After failing to reach the quarterfinals of the Korea Open for the first time in 10 years, Jang Soo-jeong (Daegu City Hall) said, “It’s a pity that I couldn’t play more aggressively.”Jang lost 0-2 (3-6 4-6) to Emina Vectas (USA) in the second round of the Hana Bank Korea Open on the Women’s Tennis Association (WTA) Tour at the Olympic Park Tennis Courts in Songpa-gu, Seoul on Wednesday.A win would have put her in the quarterfinals for the first time in 10 years, since the 2013 tournament.”I played aggressively and made it to 4-2, but I think it was my passivity after that that cost me the match,” Chang said at the post-match press conference.Earlier in the day, Hsieh defeated 2020 Australian Open winner and current world No. 30 Sofia Kenin (USA) 2-0 in the first round to reach the round of 16.Although she didn’t make it to the quarterfinals, the experience of defeating a top-30 player in a tour event will be a huge asset for her. “It gave me a lot of confidence to win against a good player like Kenin. I think it gave me the confidence that I can do well in the future,” she said.
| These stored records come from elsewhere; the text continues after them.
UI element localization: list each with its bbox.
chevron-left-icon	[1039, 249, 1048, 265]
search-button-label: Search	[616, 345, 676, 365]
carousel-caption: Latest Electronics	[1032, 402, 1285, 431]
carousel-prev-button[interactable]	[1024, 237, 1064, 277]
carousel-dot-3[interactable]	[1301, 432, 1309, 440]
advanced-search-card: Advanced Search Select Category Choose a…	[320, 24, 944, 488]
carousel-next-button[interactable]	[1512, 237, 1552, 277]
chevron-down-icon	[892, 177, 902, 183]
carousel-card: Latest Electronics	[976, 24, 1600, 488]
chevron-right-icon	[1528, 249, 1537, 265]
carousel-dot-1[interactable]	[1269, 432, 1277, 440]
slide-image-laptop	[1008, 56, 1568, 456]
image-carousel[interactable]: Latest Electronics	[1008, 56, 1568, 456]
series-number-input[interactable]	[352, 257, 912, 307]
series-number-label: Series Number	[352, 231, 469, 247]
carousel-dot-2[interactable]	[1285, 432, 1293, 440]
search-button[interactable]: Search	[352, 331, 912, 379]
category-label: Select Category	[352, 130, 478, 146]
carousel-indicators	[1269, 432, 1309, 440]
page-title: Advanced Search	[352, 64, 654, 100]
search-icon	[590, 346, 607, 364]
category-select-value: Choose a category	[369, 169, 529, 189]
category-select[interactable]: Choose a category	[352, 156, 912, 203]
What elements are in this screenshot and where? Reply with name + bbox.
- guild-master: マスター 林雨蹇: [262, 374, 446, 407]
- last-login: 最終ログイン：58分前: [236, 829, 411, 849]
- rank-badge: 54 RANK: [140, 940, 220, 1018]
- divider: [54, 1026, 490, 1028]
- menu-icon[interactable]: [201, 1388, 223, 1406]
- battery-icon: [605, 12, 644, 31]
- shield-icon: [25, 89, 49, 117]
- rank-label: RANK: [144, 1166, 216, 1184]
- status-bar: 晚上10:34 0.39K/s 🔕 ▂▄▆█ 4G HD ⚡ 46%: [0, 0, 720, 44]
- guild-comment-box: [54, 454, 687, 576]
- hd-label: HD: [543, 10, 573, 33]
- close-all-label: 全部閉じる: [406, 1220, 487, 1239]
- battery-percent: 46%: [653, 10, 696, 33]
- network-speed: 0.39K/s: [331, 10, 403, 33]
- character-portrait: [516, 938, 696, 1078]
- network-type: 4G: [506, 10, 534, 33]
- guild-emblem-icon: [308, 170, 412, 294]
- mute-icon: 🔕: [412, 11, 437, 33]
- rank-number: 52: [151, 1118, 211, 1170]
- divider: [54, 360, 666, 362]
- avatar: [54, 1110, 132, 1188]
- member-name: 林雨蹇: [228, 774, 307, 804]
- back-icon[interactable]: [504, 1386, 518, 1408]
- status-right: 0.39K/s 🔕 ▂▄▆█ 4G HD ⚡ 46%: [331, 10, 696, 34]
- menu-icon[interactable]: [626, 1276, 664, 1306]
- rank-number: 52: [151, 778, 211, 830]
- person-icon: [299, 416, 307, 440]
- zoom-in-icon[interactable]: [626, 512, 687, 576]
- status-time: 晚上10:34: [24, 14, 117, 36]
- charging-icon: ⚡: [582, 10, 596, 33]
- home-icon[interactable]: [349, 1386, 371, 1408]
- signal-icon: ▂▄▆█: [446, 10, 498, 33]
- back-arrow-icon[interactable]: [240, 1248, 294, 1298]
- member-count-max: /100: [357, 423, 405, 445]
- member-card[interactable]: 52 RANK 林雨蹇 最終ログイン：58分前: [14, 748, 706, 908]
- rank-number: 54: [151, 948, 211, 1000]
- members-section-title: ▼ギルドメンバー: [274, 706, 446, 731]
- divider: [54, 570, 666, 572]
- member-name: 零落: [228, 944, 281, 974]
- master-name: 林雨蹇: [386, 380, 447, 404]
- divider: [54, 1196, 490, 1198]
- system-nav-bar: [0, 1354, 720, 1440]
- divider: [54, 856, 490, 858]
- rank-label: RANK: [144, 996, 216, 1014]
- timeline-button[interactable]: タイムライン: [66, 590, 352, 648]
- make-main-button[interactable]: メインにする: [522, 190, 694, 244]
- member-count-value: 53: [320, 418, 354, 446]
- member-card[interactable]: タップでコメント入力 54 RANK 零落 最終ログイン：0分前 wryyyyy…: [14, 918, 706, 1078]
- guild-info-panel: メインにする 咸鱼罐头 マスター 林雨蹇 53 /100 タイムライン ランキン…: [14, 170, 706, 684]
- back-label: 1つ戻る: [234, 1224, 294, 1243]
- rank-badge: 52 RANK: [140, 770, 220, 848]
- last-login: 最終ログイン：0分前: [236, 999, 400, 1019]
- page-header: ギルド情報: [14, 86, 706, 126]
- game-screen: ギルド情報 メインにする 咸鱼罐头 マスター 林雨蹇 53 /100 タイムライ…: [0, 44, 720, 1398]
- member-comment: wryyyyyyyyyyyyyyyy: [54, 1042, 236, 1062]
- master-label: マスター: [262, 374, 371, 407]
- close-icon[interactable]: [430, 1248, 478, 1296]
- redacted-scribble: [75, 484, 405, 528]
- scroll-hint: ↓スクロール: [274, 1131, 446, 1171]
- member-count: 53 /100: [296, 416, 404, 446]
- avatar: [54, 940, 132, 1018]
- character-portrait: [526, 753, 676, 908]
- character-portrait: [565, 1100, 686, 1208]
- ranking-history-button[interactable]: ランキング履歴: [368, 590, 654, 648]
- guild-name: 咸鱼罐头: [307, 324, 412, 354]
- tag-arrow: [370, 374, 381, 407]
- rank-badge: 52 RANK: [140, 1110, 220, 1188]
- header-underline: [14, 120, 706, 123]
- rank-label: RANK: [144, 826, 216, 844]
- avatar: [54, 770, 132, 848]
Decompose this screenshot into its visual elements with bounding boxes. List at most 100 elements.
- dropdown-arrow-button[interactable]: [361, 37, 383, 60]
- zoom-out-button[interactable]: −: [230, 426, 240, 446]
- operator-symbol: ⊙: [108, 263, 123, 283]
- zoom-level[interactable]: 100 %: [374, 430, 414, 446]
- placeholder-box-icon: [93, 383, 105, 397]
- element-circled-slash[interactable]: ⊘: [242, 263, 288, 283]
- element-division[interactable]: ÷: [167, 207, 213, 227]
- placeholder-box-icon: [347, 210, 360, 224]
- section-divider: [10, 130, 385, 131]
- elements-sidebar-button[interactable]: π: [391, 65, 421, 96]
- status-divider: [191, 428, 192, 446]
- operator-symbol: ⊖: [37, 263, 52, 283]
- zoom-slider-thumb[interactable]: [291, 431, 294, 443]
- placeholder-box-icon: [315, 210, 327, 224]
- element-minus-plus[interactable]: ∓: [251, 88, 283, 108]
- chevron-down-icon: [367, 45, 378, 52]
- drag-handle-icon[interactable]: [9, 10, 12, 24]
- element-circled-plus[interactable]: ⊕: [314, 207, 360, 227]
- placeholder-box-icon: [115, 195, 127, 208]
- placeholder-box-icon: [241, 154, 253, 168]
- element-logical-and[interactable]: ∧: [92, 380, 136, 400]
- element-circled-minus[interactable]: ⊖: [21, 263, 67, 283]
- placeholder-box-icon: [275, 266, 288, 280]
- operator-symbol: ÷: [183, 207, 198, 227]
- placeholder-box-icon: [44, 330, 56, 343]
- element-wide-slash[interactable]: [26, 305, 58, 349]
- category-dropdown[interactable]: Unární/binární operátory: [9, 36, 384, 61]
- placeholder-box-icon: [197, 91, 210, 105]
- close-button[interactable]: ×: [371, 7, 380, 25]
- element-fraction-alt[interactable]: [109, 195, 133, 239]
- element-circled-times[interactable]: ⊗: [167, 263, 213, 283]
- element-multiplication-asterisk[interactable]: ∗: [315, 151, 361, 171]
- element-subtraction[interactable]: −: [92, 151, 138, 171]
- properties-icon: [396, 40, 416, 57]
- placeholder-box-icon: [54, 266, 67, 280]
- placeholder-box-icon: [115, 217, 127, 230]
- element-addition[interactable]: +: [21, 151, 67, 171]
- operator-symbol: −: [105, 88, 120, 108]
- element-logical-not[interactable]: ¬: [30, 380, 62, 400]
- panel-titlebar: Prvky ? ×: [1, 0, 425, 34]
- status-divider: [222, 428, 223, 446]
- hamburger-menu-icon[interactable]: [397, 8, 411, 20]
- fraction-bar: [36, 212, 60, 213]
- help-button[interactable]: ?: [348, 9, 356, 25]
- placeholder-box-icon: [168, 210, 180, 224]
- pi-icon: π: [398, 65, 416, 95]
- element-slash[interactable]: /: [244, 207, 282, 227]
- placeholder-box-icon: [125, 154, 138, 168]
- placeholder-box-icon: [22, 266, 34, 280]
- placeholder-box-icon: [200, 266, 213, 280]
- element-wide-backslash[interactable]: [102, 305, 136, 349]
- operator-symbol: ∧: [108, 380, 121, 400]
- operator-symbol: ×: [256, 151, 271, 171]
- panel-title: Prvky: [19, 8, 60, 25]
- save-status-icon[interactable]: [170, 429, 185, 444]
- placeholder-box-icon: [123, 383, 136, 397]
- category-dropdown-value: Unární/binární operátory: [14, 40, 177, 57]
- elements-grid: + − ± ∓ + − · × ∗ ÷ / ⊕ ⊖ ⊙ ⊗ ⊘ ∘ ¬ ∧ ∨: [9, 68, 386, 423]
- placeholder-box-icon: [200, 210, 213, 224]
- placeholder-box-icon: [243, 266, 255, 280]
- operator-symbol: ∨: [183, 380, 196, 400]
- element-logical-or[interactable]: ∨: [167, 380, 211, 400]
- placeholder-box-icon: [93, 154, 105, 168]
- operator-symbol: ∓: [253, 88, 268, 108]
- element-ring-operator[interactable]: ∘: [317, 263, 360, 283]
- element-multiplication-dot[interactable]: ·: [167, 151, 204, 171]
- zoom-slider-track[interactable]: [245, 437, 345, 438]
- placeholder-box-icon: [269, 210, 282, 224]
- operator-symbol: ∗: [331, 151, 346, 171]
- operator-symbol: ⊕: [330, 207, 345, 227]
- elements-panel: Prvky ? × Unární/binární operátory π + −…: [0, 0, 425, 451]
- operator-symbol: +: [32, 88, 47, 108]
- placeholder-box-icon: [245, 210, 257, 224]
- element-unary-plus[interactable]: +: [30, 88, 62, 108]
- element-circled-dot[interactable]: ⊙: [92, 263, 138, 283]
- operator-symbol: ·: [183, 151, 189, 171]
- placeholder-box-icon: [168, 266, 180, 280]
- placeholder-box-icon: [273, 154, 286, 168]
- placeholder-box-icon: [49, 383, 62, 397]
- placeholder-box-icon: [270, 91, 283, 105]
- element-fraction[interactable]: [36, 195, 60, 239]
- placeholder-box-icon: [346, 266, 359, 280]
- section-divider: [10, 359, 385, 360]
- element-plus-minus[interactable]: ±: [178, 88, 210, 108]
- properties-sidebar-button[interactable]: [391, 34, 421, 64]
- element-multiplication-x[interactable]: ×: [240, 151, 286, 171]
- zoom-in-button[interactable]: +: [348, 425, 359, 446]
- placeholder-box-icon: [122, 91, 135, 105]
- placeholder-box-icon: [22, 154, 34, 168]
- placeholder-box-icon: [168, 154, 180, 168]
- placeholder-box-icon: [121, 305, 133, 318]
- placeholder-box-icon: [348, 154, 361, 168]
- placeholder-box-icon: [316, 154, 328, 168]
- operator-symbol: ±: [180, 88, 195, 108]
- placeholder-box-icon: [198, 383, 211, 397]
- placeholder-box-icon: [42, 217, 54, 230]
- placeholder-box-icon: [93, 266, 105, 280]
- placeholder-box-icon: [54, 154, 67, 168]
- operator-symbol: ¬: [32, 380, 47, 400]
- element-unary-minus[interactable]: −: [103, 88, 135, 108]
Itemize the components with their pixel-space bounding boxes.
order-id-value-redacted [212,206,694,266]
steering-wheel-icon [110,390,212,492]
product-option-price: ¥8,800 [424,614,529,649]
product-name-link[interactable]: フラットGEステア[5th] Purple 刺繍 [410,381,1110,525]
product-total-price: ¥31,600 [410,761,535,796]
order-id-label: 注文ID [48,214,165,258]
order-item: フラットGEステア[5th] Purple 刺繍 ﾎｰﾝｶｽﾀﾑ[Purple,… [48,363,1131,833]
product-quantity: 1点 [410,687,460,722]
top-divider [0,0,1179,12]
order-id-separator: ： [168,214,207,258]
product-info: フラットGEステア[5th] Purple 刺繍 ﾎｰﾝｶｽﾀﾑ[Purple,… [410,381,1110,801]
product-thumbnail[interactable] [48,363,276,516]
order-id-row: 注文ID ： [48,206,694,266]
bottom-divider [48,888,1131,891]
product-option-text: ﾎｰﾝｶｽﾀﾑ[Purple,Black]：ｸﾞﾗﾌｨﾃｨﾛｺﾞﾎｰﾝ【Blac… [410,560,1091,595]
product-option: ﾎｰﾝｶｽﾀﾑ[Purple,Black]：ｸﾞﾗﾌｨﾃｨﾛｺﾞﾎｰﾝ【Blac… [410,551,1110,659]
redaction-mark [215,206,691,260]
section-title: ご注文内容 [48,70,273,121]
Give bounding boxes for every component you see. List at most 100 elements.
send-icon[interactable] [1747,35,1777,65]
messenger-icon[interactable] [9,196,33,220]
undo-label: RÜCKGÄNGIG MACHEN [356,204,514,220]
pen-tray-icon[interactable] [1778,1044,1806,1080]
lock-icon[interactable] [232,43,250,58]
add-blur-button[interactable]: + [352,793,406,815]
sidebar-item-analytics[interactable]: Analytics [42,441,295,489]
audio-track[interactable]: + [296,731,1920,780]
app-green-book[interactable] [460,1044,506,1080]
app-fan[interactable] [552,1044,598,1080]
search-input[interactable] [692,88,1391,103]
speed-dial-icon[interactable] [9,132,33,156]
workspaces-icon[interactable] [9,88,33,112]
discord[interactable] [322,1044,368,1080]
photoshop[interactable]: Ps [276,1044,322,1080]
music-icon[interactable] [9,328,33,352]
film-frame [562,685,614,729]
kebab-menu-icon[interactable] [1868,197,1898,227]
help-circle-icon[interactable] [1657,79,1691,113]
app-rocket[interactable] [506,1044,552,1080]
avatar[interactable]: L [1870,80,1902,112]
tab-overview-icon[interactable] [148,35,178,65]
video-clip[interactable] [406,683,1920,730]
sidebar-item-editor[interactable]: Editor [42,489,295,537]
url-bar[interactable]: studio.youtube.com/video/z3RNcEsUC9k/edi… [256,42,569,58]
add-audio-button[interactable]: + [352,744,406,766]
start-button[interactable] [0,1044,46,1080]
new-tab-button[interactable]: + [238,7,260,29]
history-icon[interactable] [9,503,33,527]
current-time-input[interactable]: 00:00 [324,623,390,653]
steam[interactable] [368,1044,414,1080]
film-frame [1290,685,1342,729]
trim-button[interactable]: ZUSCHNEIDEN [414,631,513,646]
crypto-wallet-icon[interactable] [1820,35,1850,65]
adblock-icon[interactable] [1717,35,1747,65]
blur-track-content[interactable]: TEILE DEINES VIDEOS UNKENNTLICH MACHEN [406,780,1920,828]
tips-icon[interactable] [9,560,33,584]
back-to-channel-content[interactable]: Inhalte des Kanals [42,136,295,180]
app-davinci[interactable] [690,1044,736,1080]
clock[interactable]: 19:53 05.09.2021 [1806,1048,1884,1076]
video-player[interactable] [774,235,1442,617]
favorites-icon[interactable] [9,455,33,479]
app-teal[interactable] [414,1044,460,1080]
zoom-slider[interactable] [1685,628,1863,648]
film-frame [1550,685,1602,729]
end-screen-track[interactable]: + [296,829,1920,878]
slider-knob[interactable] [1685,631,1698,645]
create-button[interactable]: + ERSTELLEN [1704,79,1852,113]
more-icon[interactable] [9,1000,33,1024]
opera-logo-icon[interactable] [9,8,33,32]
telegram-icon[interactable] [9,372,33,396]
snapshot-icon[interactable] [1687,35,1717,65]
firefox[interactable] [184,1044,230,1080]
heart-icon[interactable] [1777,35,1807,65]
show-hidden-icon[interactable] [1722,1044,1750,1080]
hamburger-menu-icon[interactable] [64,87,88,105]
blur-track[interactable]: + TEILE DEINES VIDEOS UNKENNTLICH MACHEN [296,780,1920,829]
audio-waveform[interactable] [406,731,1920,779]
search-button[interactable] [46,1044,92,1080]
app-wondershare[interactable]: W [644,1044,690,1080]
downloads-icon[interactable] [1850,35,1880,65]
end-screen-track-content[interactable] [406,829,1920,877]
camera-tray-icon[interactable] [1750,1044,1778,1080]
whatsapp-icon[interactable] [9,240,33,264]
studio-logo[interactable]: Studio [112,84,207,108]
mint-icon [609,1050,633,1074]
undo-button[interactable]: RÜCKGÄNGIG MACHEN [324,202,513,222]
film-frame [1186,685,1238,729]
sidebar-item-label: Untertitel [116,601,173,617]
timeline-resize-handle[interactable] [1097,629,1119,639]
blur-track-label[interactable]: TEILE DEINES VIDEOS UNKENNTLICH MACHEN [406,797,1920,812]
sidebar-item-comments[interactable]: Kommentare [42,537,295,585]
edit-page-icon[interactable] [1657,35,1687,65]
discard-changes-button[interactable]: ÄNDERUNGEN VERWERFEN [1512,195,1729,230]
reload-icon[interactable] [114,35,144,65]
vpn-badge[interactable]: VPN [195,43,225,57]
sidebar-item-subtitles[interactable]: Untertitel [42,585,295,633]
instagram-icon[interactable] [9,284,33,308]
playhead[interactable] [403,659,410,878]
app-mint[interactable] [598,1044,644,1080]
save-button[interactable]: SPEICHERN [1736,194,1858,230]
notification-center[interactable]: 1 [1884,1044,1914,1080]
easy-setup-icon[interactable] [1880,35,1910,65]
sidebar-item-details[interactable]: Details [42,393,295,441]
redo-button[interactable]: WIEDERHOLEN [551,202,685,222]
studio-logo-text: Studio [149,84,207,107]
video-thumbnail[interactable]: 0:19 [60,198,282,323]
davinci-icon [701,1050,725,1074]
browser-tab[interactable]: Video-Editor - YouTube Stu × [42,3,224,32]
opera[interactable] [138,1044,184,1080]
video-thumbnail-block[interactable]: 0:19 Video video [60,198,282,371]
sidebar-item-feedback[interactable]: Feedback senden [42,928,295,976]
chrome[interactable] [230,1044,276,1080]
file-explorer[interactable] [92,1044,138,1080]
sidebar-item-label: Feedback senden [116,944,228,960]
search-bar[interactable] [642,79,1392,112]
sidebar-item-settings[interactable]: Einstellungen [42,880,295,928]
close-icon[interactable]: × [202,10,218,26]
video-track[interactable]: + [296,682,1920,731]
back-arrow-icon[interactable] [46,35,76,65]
“I think (my victory) will also give confidence to the juniors who will be challenging for the tour,” he added, “I hope they will take on big stage challenges such as tour events.”The preparation for this tournament was not easy.Zhang tried to focus on the tour without competing at the 2022 Hangzhou Asian Games.However, visa issues prevented her from completing the Chinese season, which began last month, as planned.”I had traveled to Turkey in 2021, but the Chinese embassy refused to issue me a visa because of that,” said Zhang. It was the first time I’ve ever been denied a visa while on tour,” he lamented.
Her schedule was disrupted. WTA 250 events in Guangzhou and Ningbo were canceled, and I had to train domestically. It was hard to keep her game in shape.Jang Jang-jeong, who shocked everyone by reaching the quarterfinals of the Korea Open as a high school student 10 years ago, is now a seasoned veteran.Along with Han Na-rae (Bucheon City Hall), she is the “odd man out” on the WTA Tour.
“It would have been great if someone older than me had tried the tour,” says Jang, who often cries alone in her hotel room, tired of a tour life that doesn’t suit her well. I would like to help my juniors if they want to challenge the tour.”However, she added with a laugh, “I don’t want to coach after retirement because it’s hard to live abroad.”After the national championships, Jang plans to compete in the Challenger event in Australia if her body can handle it. She will then compete in a tournament in Japan in November before preparing for the Australian Open, her first 토토사이트 major tournament next year.